This appeared in today's Mint Lounge
PLEASE LOOK AFTER MOTHER Kyung-sook Shin
PLEASE LOOK AFTER MOTHER Kyung-sook Shin
In Mrinal Sen’s Ek Din
Pratidin and Ek Din Achanak – the
first and last films of his so-called Absence Trilogy – the disappearance of a
member of the family is a plot device used to examine the responses of those
left behind. The same stratagem is to be found in Kyung-sook Shin’s novel, Please Look after Mother, the recent
winner of the Man Asian Literary Prize and a bestseller in her native South
Korea. There’s a marked difference in tone and aim, however, between those
films and this book.
The person who goes missing is Park So-nyo, the 69-year-old wife
and mother of five grown-up children, who’s parted from her husband at a Seoul
subway station on the way from their village to the city where the children
have settled. The reactions and memories of the rest are brought to us in
chapters that shift between the points of view of some of the others in the
family. There’s one of the daughters, a peripatetic writer; the eldest son, his
mother’s favourite; the wayward father; and finally, the missing person
herself.

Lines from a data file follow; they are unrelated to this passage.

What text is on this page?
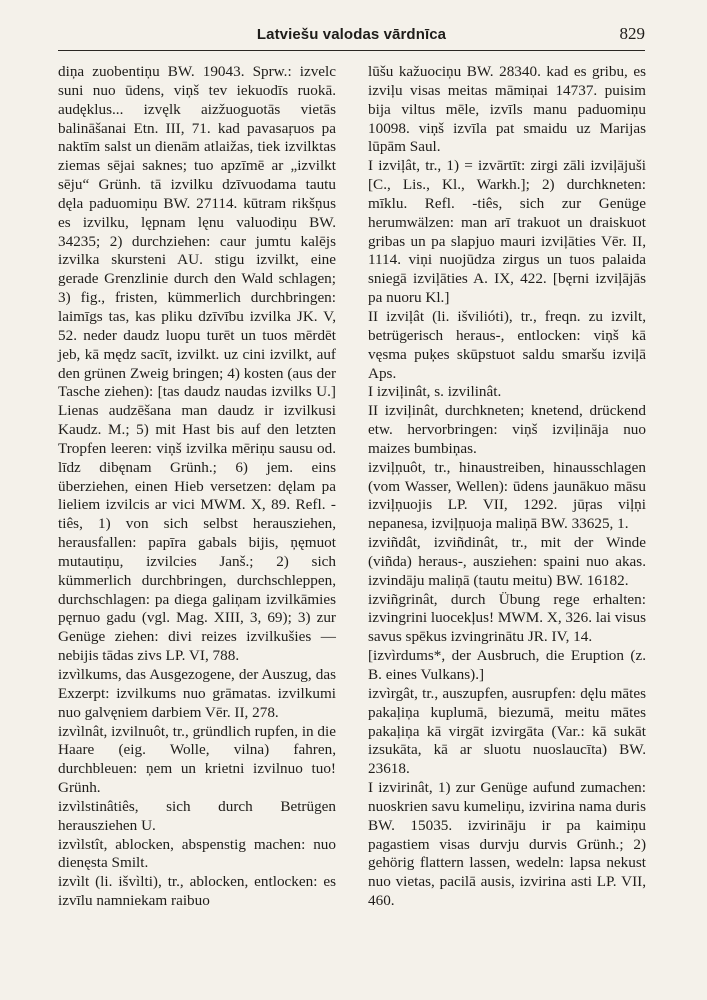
Latviešu valodas vārdnīca	829

diņa zuobentiņu BW. 19043. Sprw.: izvelc suni nuo ūdens, viņš tev iekuodīs ruokā. audęklus... izvęlk aizžuoguotās vietās balināšanai Etn. III, 71. kad pavasaŗuos pa naktīm salst un dienām atlaižas, tiek izvilktas ziemas sējai saknes; tuo apzīmē ar „izvilkt sēju“ Grünh. tā izvilku dzīvuodama tautu dęla paduomiņu BW. 27114. kūtram rikšņus es izvilku, lępnam lęnu valuodiņu BW. 34235; 2) durchziehen: caur jumtu kalējs izvilka skursteni AU. stigu izvilkt, eine gerade Grenzlinie durch den Wald schlagen; 3) fig., fristen, kümmerlich durchbringen: laimīgs tas, kas pliku dzīvību izvilka JK. V, 52. neder daudz luopu turēt un tuos mērdēt jeb, kā mędz sacīt, izvilkt. uz cini izvilkt, auf den grünen Zweig bringen; 4) kosten (aus der Tasche ziehen): [tas daudz naudas izvilks U.] Lienas audzēšana man daudz ir izvilkusi Kaudz. M.; 5) mit Hast bis auf den letzten Tropfen leeren: viņš izvilka mēriņu sausu od. līdz dibęnam Grünh.; 6) jem. eins überziehen, einen Hieb versetzen: dęlam pa lieliem izvilcis ar vici MWM. X, 89. Refl. -tiês, 1) von sich selbst herausziehen, herausfallen: papīra gabals bijis, ņęmuot mutautiņu, izvilcies Janš.; 2) sich kümmerlich durchbringen, durchschleppen, durchschlagen: pa diega galiņam izvilkāmies pęrnuo gadu (vgl. Mag. XIII, 3, 69); 3) zur Genüge ziehen: divi reizes izvilkušies — nebijis tādas zivs LP. VI, 788.

izvìlkums, das Ausgezogene, der Auszug, das Exzerpt: izvilkums nuo grāmatas. izvilkumi nuo galvęniem darbiem Vēr. II, 278.

izvìlnât, izvilnuôt, tr., gründlich rupfen, in die Haare (eig. Wolle, vilna) fahren, durchbleuen: ņem un krietni izvilnuo tuo! Grünh.

izvìlstinâtiês, sich durch Betrügen herausziehen U.

izvìlstît, ablocken, abspenstig machen: nuo dienęsta Smilt.

izvìlt (li. išvìlti), tr., ablocken, entlocken: es izvīlu namniekam raibuo

lūšu kažuociņu BW. 28340. kad es gribu, es izviļu visas meitas māmiņai 14737. puisim bija viltus mēle, izvīls manu paduomiņu 10098. viņš izvīla pat smaidu uz Marijas lūpām Saul.

I izviļât, tr., 1) = izvārtīt: zirgi zāli izviļājuši [C., Lis., Kl., Warkh.]; 2) durchkneten: mīklu. Refl. -tiês, sich zur Genüge herumwälzen: man arī trakuot un draiskuot gribas un pa slapjuo mauri izviļāties Vēr. II, 1114. viņi nuojūdza zirgus un tuos palaida sniegā izviļāties A. IX, 422. [bęrni izviļājās pa nuoru Kl.]

II izviļât (li. išvilióti), tr., freqn. zu izvilt, betrügerisch heraus-, entlocken: viņš kā vęsma puķes skūpstuot saldu smaršu izviļā Aps.

I izviļinât, s. izvilinât.

II izviļinât, durchkneten; knetend, drückend etw. hervorbringen: viņš izviļināja nuo maizes bumbiņas.

izviļņuôt, tr., hinaustreiben, hinausschlagen (vom Wasser, Wellen): ūdens jaunākuo māsu izviļņuojis LP. VII, 1292. jūŗas viļņi nepanesa, izviļņuoja maliņā BW. 33625, 1.

izviñdât, izviñdinât, tr., mit der Winde (viñda) heraus-, ausziehen: spaini nuo akas. izvindāju maliņā (tautu meitu) BW. 16182.

izviñgrinât, durch Übung rege erhalten: izvingrini luocekļus! MWM. X, 326. lai visus savus spēkus izvingrinātu JR. IV, 14.

[izvìrdums*, der Ausbruch, die Eruption (z. B. eines Vulkans).]

izvìrgât, tr., auszupfen, ausrupfen: dęlu mātes pakaļiņa kuplumā, biezumā, meitu mātes pakaļiņa kā virgāt izvirgāta (Var.: kā sukāt izsukāta, kā ar sluotu nuoslaucīta) BW. 23618.

I izvirinât, 1) zur Genüge aufund zumachen: nuoskrien savu kumeliņu, izvirina nama duris BW. 15035. izvirināju ir pa kaimiņu pagastiem visas durvju durvis Grünh.; 2) gehörig flattern lassen, wedeln: lapsa nekust nuo vietas, pacilā ausis, izvirina asti LP. VII, 460.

So-nyo’s absence, then, is a frame within which is revealed a portrait
of her role in keeping the family together.
From the start, what’s emphasized is the mother’s utter
selflessness and hard work when it comes to caring for others. She doesn’t let
her various ailments – including a stroke and breast cancer – come in the way
of doing whatever it takes: “She would grind red peppers in the mortar to make
kimchi, sift through beanstalks to find beans and shuck them, make red-pepper
paste, salt cabbage for winter kimchi, or dry fermented soybean cakes”. That’s
just for starters: she also cultivates vegetables, scrimps and saves on
expenses, breeds silkworms and brews malt.

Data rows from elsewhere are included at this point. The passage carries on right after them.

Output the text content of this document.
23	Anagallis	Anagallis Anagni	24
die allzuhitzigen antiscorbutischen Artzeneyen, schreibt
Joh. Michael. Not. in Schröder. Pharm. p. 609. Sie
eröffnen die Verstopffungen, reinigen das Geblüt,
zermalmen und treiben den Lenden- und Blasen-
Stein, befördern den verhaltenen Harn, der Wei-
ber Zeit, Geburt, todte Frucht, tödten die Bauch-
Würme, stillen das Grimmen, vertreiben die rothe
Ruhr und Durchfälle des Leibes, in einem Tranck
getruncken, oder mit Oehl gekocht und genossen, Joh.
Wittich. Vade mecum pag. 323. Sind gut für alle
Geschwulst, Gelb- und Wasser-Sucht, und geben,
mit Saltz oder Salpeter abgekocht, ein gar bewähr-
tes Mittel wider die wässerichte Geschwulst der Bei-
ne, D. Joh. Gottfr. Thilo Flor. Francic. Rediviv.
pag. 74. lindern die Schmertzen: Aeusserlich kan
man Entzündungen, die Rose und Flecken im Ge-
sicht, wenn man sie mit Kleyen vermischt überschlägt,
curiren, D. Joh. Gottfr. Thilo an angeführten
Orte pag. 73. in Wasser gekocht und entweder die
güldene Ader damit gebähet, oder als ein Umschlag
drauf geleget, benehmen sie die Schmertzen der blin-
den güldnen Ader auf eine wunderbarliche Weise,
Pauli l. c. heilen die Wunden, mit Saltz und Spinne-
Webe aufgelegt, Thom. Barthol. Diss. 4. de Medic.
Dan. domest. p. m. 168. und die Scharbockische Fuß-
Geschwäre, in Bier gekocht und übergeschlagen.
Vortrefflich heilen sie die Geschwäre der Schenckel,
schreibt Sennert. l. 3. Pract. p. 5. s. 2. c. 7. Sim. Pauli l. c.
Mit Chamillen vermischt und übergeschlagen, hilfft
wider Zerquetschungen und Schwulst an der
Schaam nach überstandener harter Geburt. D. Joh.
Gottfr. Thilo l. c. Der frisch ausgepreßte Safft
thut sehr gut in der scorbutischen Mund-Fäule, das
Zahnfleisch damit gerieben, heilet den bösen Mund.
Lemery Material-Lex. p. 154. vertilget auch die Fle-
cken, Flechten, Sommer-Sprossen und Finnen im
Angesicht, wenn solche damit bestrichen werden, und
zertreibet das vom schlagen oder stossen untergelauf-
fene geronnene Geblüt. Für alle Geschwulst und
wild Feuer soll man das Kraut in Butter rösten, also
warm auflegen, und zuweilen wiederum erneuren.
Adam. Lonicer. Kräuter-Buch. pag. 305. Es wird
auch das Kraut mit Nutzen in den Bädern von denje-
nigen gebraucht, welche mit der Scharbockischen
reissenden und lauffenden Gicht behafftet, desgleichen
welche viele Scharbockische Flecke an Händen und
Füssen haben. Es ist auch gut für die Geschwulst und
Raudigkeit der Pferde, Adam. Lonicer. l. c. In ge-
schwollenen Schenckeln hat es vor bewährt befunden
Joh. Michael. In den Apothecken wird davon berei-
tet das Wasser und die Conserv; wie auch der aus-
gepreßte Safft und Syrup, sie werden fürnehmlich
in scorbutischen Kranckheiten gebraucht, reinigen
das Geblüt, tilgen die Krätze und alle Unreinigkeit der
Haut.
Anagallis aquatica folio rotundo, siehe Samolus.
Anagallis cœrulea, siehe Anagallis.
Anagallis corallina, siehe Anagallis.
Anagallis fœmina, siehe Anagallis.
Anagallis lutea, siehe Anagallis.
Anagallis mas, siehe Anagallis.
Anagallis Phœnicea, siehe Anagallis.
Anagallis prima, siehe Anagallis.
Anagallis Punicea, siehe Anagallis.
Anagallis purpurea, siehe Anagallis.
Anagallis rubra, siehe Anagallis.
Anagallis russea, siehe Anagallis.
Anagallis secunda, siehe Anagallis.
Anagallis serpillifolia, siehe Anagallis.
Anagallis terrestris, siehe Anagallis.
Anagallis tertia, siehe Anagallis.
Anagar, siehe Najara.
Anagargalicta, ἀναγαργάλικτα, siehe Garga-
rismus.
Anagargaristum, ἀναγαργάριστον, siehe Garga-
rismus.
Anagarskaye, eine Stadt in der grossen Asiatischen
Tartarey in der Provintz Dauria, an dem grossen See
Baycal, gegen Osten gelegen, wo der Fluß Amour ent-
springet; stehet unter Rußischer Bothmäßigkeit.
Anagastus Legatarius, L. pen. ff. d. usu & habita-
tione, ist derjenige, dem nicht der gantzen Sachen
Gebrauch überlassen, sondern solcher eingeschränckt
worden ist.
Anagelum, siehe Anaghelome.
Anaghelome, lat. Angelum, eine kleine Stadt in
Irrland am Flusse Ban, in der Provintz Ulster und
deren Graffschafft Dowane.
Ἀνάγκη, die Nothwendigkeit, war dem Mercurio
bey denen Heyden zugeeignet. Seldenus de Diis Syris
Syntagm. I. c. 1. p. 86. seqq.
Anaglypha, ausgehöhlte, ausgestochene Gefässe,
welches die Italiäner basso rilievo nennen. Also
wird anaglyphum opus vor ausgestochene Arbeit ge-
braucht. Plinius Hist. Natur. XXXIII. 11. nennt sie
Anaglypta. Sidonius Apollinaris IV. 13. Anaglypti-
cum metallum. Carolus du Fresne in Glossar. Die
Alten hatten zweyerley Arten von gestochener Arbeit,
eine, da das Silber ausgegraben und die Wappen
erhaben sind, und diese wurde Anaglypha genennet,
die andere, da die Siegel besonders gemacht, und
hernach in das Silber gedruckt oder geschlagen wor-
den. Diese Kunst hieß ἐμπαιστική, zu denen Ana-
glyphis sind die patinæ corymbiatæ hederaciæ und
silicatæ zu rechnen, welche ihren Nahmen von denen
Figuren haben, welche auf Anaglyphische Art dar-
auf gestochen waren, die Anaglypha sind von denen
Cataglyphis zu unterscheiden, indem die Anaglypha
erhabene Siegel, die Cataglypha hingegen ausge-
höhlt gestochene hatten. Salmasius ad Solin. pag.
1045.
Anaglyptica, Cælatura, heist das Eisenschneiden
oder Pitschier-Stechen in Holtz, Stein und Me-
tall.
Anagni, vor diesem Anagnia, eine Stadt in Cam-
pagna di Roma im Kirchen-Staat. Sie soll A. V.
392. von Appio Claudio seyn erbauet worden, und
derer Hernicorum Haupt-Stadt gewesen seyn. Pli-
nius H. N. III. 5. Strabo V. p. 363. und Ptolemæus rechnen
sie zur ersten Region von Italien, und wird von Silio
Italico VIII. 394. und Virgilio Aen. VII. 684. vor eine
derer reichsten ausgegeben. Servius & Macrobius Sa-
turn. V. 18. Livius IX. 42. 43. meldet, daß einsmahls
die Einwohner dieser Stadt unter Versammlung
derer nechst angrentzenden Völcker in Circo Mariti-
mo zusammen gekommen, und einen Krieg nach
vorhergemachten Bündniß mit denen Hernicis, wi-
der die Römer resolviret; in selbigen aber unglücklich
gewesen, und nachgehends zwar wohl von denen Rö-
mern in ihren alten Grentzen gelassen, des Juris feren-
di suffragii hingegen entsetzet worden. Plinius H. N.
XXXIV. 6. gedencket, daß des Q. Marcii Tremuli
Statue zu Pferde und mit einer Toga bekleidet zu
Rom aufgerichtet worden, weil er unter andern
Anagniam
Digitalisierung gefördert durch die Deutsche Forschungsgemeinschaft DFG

The food and customs of rural Korea are vividly brought to life
in the telling, pointing to what’s between the lines, an elegy for earlier ways
of living now lost (like the mother herself) because of increasing
urbanization. In this parable of change, for example, people prefer to holiday
abroad during the full moon harvest festival instead of staying home to perform
rites for their ancestors. This is also
the link between some of Shin’s characters and those in the short stories of
Yiyun Li, relics in a fast-changing China.
What mars the novel is the tone of extreme sanctimoniousness
when it comes to So-nyo. The attitude towards her is nothing if not
reverential; at one point late in the book, there’s even a comparison with Michelangelo’s
Pieta. In all this overstated pathos,
the mother is shown to have few needs or desires of her own apart from the
upkeep of her family – and the members of an orphanage, to boot.
In Sen’s films, the reactions of the families to the absence of
one of their own are designed to uncover middle-class hypocrisy and insecurity.
In Shin’s Please Look after Mother,
the mother’s absence turns out to be a way of valorizing her motherhood above
all else. Mum isn’t the word. Treacle is.
2 comments:
LOVE the last two sentences. So, so true. This book was worse than an Ekta Kapoor serial.
Hmm. It doesn't start with a 'K' though. Or is she over that?